As LLMs continue to shape real-world applications, automated jailbreak generation becomes essential to reveal safety weaknesses and guide model improvement. Existing automatic jailbreak generation methods have not yet fully considered two important aspects: adaptability to evolving safety-finetuned models, which affects their effectiveness on newer model versions, and diversity in generated prompts, which can cause narrow or repetitive attack patterns. To address these issues, we propose EvoJail, an instruction-fusion-driven evolutionary jailbreak generation framework that formalizes jailbreak prompt generation as a multi-objective black-box optimization problem and leverages the principles of evolutionary algorithms to search for jailbreak prompts that can adapt across different model versions and exhibit diverse attack patterns. Specifically, EvoJail integrates jailbreak prompt generation into an iterative evolutionary loop, where at each iteration candidate prompts are evaluated directly against the target model and then selected and varied based on the target model's responses, enabling the generation process to continuously adapt to model updates. To enhance diversity, EvoJail introduces field-aware instruction fusion to construct diverse starting points and incorporates diversity-aware objectives into the evolutionary fitness function, guiding the search toward prompts with richer semantic variation, while further designing multi-level LLM-based mutation operators that modify prompt structures at different granularities to promote structural diversity throughout the evolutionary process. Results demonstrate that EvoJail has stronger adaptability and can achieve over $93\%$ attack success rate and more than $5.6\%$ improvement in diversity metrics over state-of-the-art methods.

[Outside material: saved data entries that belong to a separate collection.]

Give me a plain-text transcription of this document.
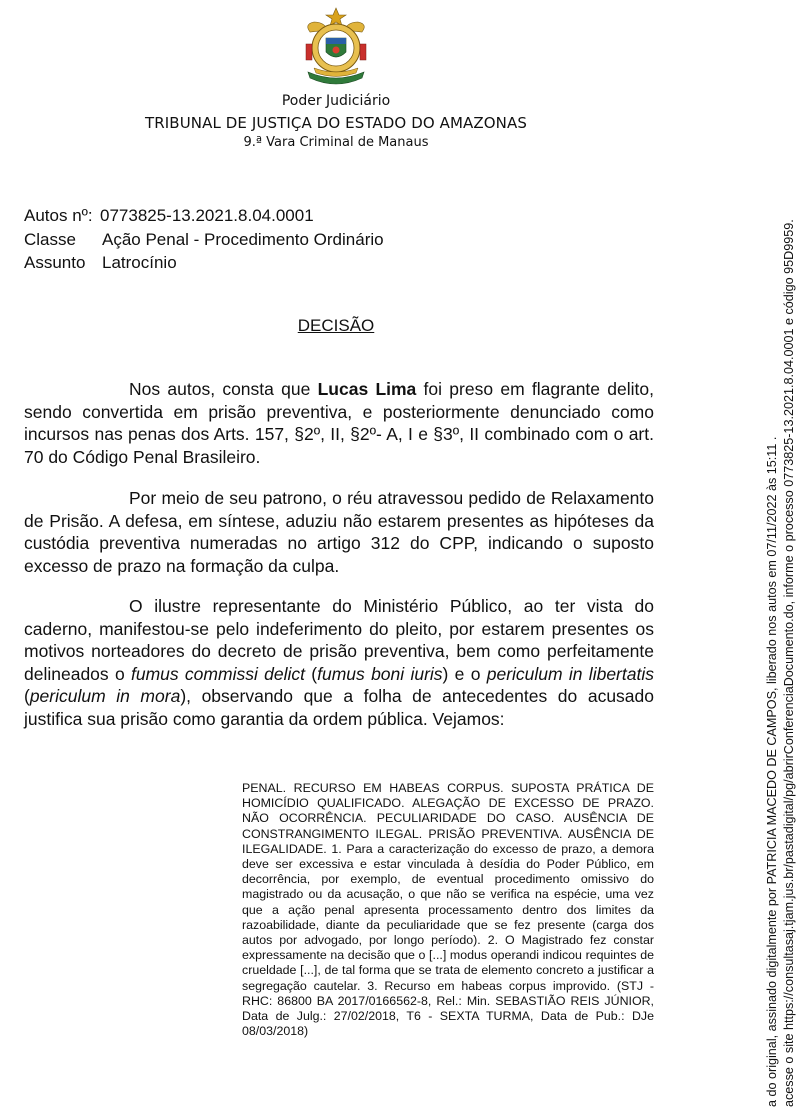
Poder Judiciário
TRIBUNAL DE JUSTIÇA DO ESTADO DO AMAZONAS
9.ª Vara Criminal de Manaus
Autos nº: 0773825-13.2021.8.04.0001
Classe	Ação Penal - Procedimento Ordinário
Assunto Latrocínio
DECISÃO

Nos autos, consta que Lucas Lima foi preso em flagrante delito, sendo convertida em prisão preventiva, e posteriormente denunciado como incursos nas penas dos Arts. 157, §2º, II, §2º- A, I e §3º, II combinado com o art. 70 do Código Penal Brasileiro.

Por meio de seu patrono, o réu atravessou pedido de Relaxamento de Prisão. A defesa, em síntese, aduziu não estarem presentes as hipóteses da custódia preventiva numeradas no artigo 312 do CPP, indicando o suposto excesso de prazo na formação da culpa.

O ilustre representante do Ministério Público, ao ter vista do caderno, manifestou-se pelo indeferimento do pleito, por estarem presentes os motivos norteadores do decreto de prisão preventiva, bem como perfeitamente delineados o fumus commissi delict (fumus boni iuris) e o periculum in libertatis (periculum in mora), observando que a folha de antecedentes do acusado justifica sua prisão como garantia da ordem pública. Vejamos:

PENAL. RECURSO EM HABEAS CORPUS. SUPOSTA PRÁTICA DE HOMICÍDIO QUALIFICADO. ALEGAÇÃO DE EXCESSO DE PRAZO. NÃO OCORRÊNCIA. PECULIARIDADE DO CASO. AUSÊNCIA DE CONSTRANGIMENTO ILEGAL. PRISÃO PREVENTIVA. AUSÊNCIA DE ILEGALIDADE. 1. Para a caracterização do excesso de prazo, a demora deve ser excessiva e estar vinculada à desídia do Poder Público, em decorrência, por exemplo, de eventual procedimento omissivo do magistrado ou da acusação, o que não se verifica na espécie, uma vez que a ação penal apresenta processamento dentro dos limites da razoabilidade, diante da peculiaridade que se fez presente (carga dos autos por advogado, por longo período). 2. O Magistrado fez constar expressamente na decisão que o [...] modus operandi indicou requintes de crueldade [...], de tal forma que se trata de elemento concreto a justificar a segregação cautelar. 3. Recurso em habeas corpus improvido. (STJ - RHC: 86800 BA 2017/0166562-8, Rel.: Min. SEBASTIÃO REIS JÚNIOR, Data de Julg.: 27/02/2018, T6 - SEXTA TURMA, Data de Pub.: DJe 08/03/2018)	a do original, assinado digitalmente por PATRICIA MACEDO DE CAMPOS, liberado nos autos em 07/11/2022 às 15:11 . acesse o site https://consultasaj.tjam.jus.br/pastadigital/pg/abrirConferenciaDocumento.do, informe o processo 0773825-13.2021.8.04.0001 e código 95D9959.
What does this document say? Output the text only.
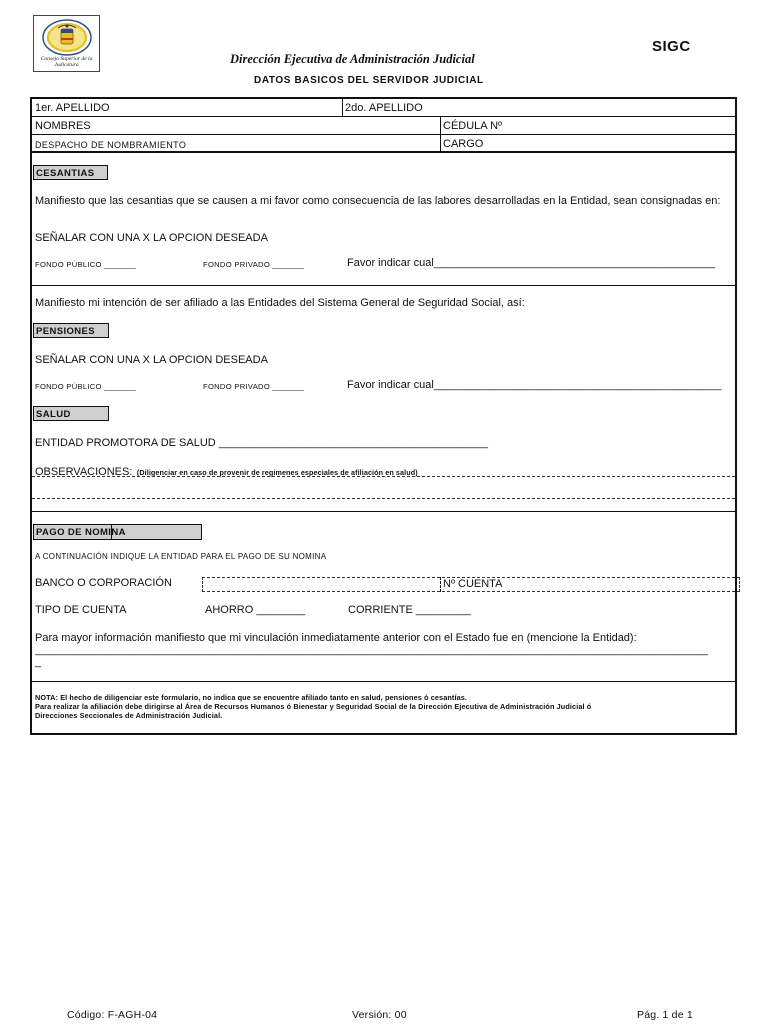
Consejo Superior de la Judicatura	Dirección Ejecutiva de Administración Judicial
SIGC
DATOS BASICOS DEL SERVIDOR JUDICIAL
1er. APELLIDO	2do. APELLIDO
NOMBRES	CÉDULA Nº
DESPACHO DE NOMBRAMIENTO	CARGO
CESANTIAS
Manifiesto que las cesantias que se causen a mi favor como consecuencia de las labores desarrolladas en la Entidad, sean consignadas en:
SEÑALAR CON UNA X LA OPCION DESEADA
FONDO PÚBLICO _______	FONDO PRIVADO _______	Favor indicar cual______________________________________________
Manifiesto mi intención de ser afiliado a las Entidades del Sistema General de Seguridad Social, así:
PENSIONES
SEÑALAR CON UNA X LA OPCION DESEADA
FONDO PÚBLICO _______	FONDO PRIVADO _______	Favor indicar cual_______________________________________________
SALUD
ENTIDAD PROMOTORA DE SALUD ____________________________________________
OBSERVACIONES: (Diligenciar en caso de provenir de regimenes especiales de afiliación en salud)
PAGO DE NOMINA
A CONTINUACIÓN INDIQUE LA ENTIDAD PARA EL PAGO DE SU NOMINA
BANCO O CORPORACIÓN	Nº CUENTA
TIPO DE CUENTA	AHORRO ________	CORRIENTE _________
Para mayor información manifiesto que mi vinculación inmediatamente anterior con el Estado fue en (mencione la Entidad):
______________________________________________________________________________________________________________
_
NOTA: El hecho de diligenciar este formulario, no indica que se encuentre afiliado tanto en salud, pensiones ó cesantías.
Para realizar la afiliación debe dirigirse al Área de Recursos Humanos ó Bienestar y Seguridad Social de la Dirección Ejecutiva de Administración Judicial ó
Direcciones Seccionales de Administración Judicial.
Código: F-AGH-04	Versión: 00	Pág. 1 de 1
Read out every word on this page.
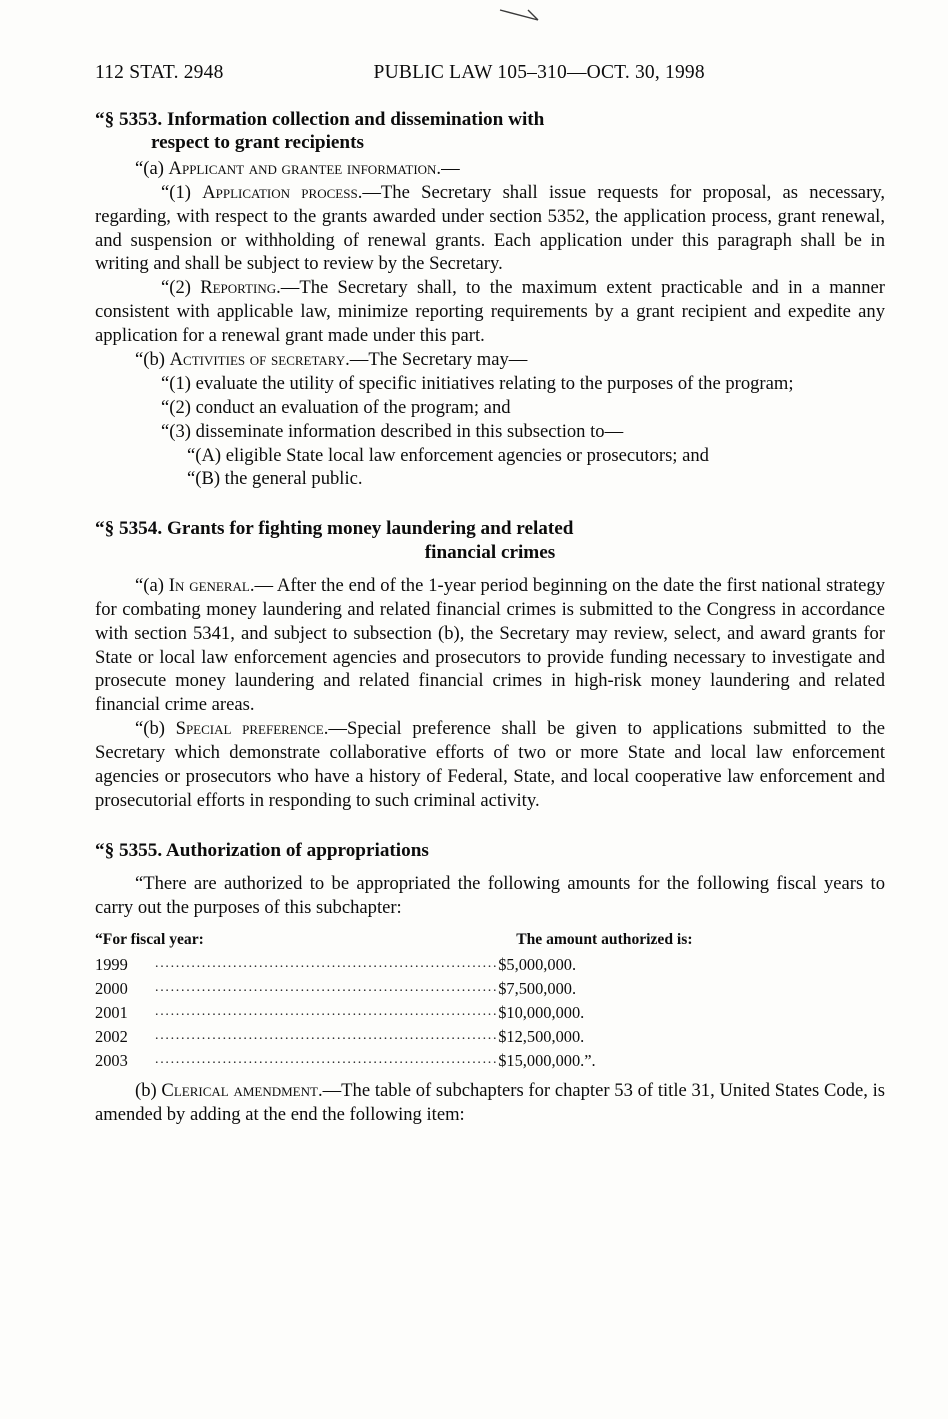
112 STAT. 2948	PUBLIC LAW 105–310—OCT. 30, 1998
“§ 5353. Information collection and dissemination with
respect to grant recipients

“(a) Applicant and grantee information.—

“(1) Application process.—The Secretary shall issue requests for proposal, as necessary, regarding, with respect to the grants awarded under section 5352, the application process, grant renewal, and suspension or withholding of renewal grants. Each application under this paragraph shall be in writing and shall be subject to review by the Secretary.

“(2) Reporting.—The Secretary shall, to the maximum extent practicable and in a manner consistent with applicable law, minimize reporting requirements by a grant recipient and expedite any application for a renewal grant made under this part.

“(b) Activities of secretary.—The Secretary may—

“(1) evaluate the utility of specific initiatives relating to the purposes of the program;

“(2) conduct an evaluation of the program; and

“(3) disseminate information described in this subsection to—

“(A) eligible State local law enforcement agencies or prosecutors; and

“(B) the general public.

“§ 5354. Grants for fighting money laundering and related
financial crimes

“(a) In general.— After the end of the 1-year period beginning on the date the first national strategy for combating money laundering and related financial crimes is submitted to the Congress in accordance with section 5341, and subject to subsection (b), the Secretary may review, select, and award grants for State or local law enforcement agencies and prosecutors to provide funding necessary to investigate and prosecute money laundering and related financial crimes in high-risk money laundering and related financial crime areas.

“(b) Special preference.—Special preference shall be given to applications submitted to the Secretary which demonstrate collaborative efforts of two or more State and local law enforcement agencies or prosecutors who have a history of Federal, State, and local cooperative law enforcement and prosecutorial efforts in responding to such criminal activity.

“§ 5355. Authorization of appropriations

“There are authorized to be appropriated the following amounts for the following fiscal years to carry out the purposes of this subchapter:

“For fiscal year:		The amount authorized is:
1999	..................................................................	$5,000,000.
2000	..................................................................	$7,500,000.
2001	..................................................................	$10,000,000.
2002	..................................................................	$12,500,000.
2003	..................................................................	$15,000,000.”.

(b) Clerical amendment.—The table of subchapters for chapter 53 of title 31, United States Code, is amended by adding at the end the following item:
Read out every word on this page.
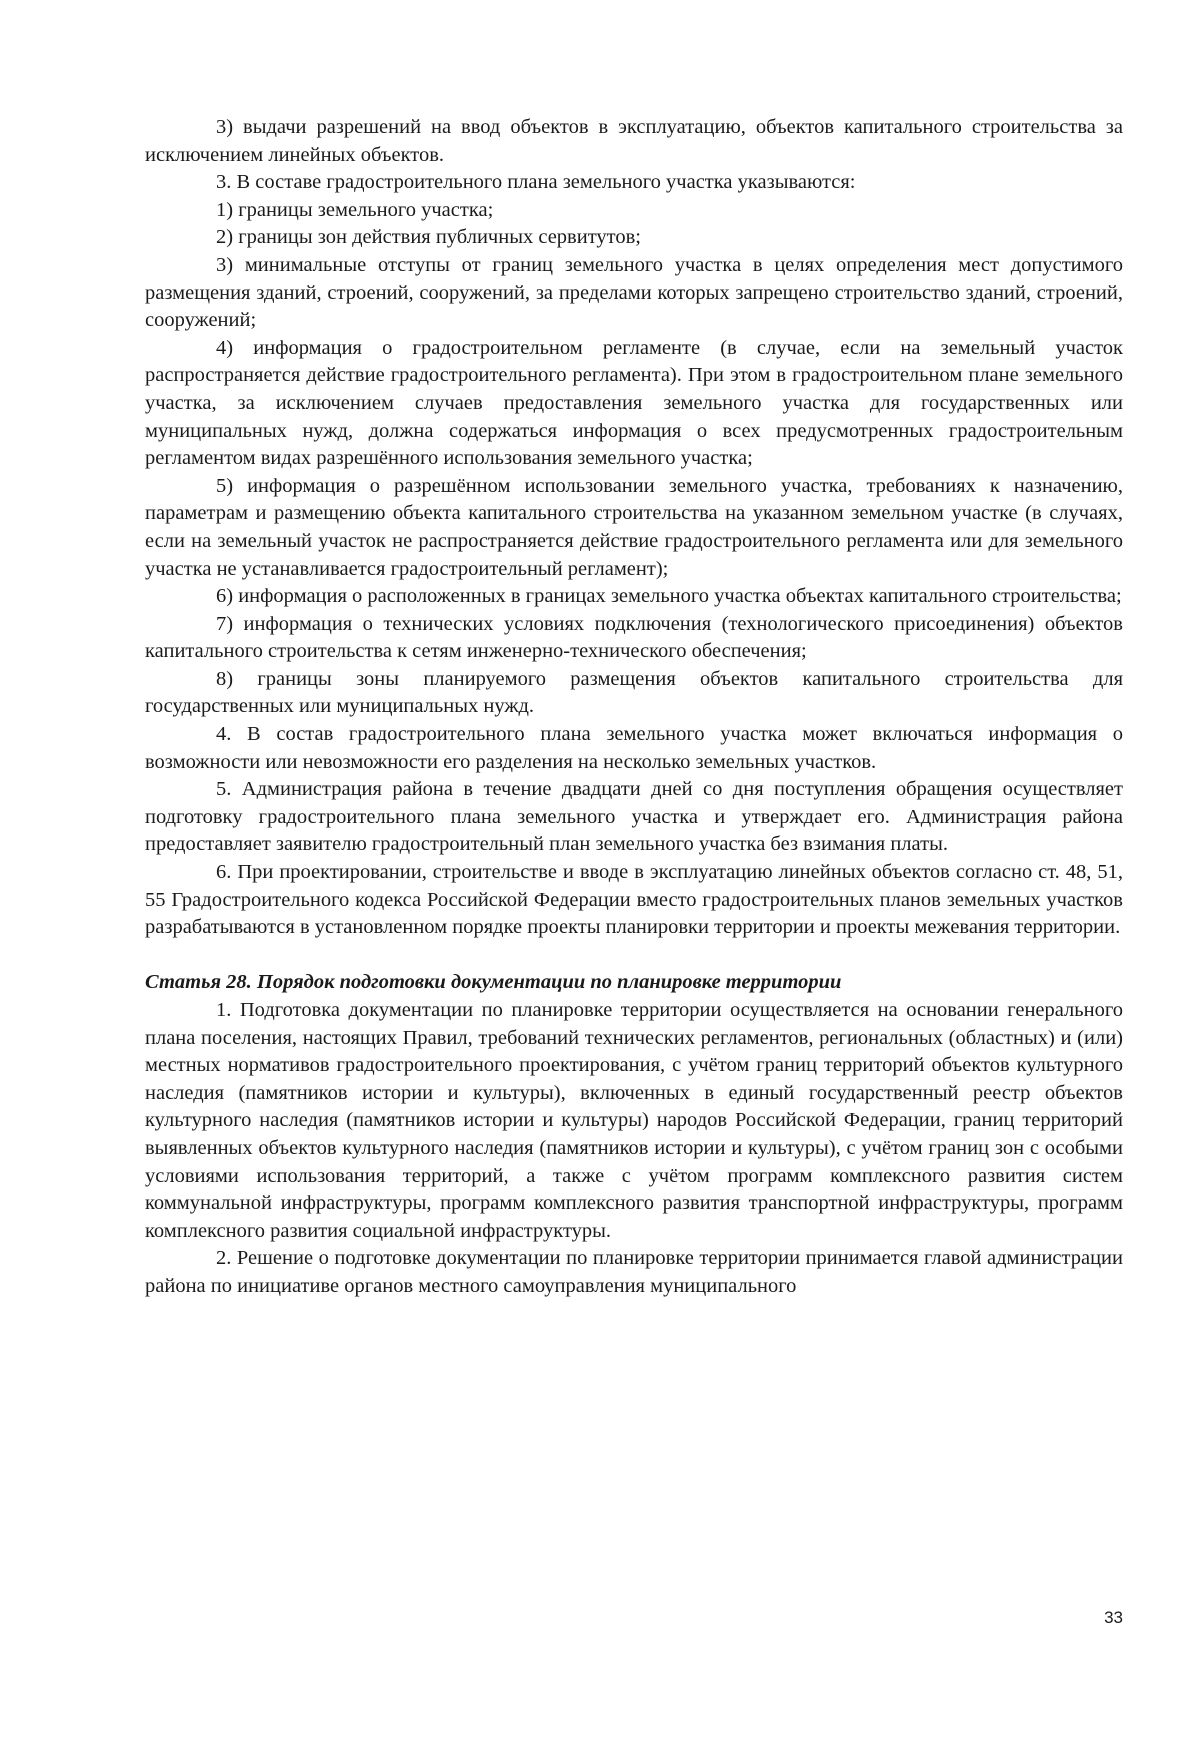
3) выдачи разрешений на ввод объектов в эксплуатацию, объектов капитального строительства за исключением линейных объектов.

3. В составе градостроительного плана земельного участка указываются:

1) границы земельного участка;

2) границы зон действия публичных сервитутов;

3) минимальные отступы от границ земельного участка в целях определения мест допустимого размещения зданий, строений, сооружений, за пределами которых запрещено строительство зданий, строений, сооружений;

4) информация о градостроительном регламенте (в случае, если на земельный участок распространяется действие градостроительного регламента). При этом в градостроительном плане земельного участка, за исключением случаев предоставления земельного участка для государственных или муниципальных нужд, должна содержаться информация о всех предусмотренных градостроительным регламентом видах разрешённого использования земельного участка;

5) информация о разрешённом использовании земельного участка, требованиях к назначению, параметрам и размещению объекта капитального строительства на указанном земельном участке (в случаях, если на земельный участок не распространяется действие градостроительного регламента или для земельного участка не устанавливается градостроительный регламент);

6) информация о расположенных в границах земельного участка объектах капитального строительства;

7) информация о технических условиях подключения (технологического присоединения) объектов капитального строительства к сетям инженерно-технического обеспечения;

8) границы зоны планируемого размещения объектов капитального строительства для государственных или муниципальных нужд.

4. В состав градостроительного плана земельного участка может включаться информация о возможности или невозможности его разделения на несколько земельных участков.

5. Администрация района в течение двадцати дней со дня поступления обращения осуществляет подготовку градостроительного плана земельного участка и утверждает его. Администрация района предоставляет заявителю градостроительный план земельного участка без взимания платы.

6. При проектировании, строительстве и вводе в эксплуатацию линейных объектов согласно ст. 48, 51, 55 Градостроительного кодекса Российской Федерации вместо градостроительных планов земельных участков разрабатываются в установленном порядке проекты планировки территории и проекты межевания территории.

Статья 28. Порядок подготовки документации по планировке территории

1. Подготовка документации по планировке территории осуществляется на основании генерального плана поселения, настоящих Правил, требований технических регламентов, региональных (областных) и (или) местных нормативов градостроительного проектирования, с учётом границ территорий объектов культурного наследия (памятников истории и культуры), включенных в единый государственный реестр объектов культурного наследия (памятников истории и культуры) народов Российской Федерации, границ территорий выявленных объектов культурного наследия (памятников истории и культуры), с учётом границ зон с особыми условиями использования территорий, а также с учётом программ комплексного развития систем коммунальной инфраструктуры, программ комплексного развития транспортной инфраструктуры, программ комплексного развития социальной инфраструктуры.

2. Решение о подготовке документации по планировке территории принимается главой администрации района по инициативе органов местного самоуправления муниципального

33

翻译：随着大语言模型持续塑造实际应用场景，自动化越狱生成技术对于揭示安全缺陷并指导模型改进变得至关重要。现有自动越狱生成方法尚未充分考虑两个重要方面：对持续安全微调模型的适应性（这将影响其在新版本模型上的有效性），以及生成提示的多样性（这可能导致攻击模式狭窄或重复）。为解决这些问题，我们提出EvoJail——一种指令融合驱动的进化式越狱生成框架。该框架将越狱提示生成形式化为多目标黑盒优化问题，并利用进化算法原理搜索能跨不同模型版本适应且呈现多样化攻击模式的越狱提示。具体而言，EvoJail将越狱提示生成融入迭代进化循环：每轮迭代中候选提示直接针对目标模型进行评估，随后根据目标模型响应进行选择与变异，使生成过程持续适应模型更新。为增强多样性，EvoJail引入场感知指令融合构建多样化初始点，并将多样性感知目标纳入进化适应度函数，引导搜索向语义更丰富的提示方向演进；同时进一步设计多层级基于LLM的变异算子，在不同粒度下修改提示结构以促进进化过程中的结构多样性。实验结果表明，EvoJail具有更强的适应性，攻击成功率超过93%，且多样性指标较现有最优方法提升超过5.6%。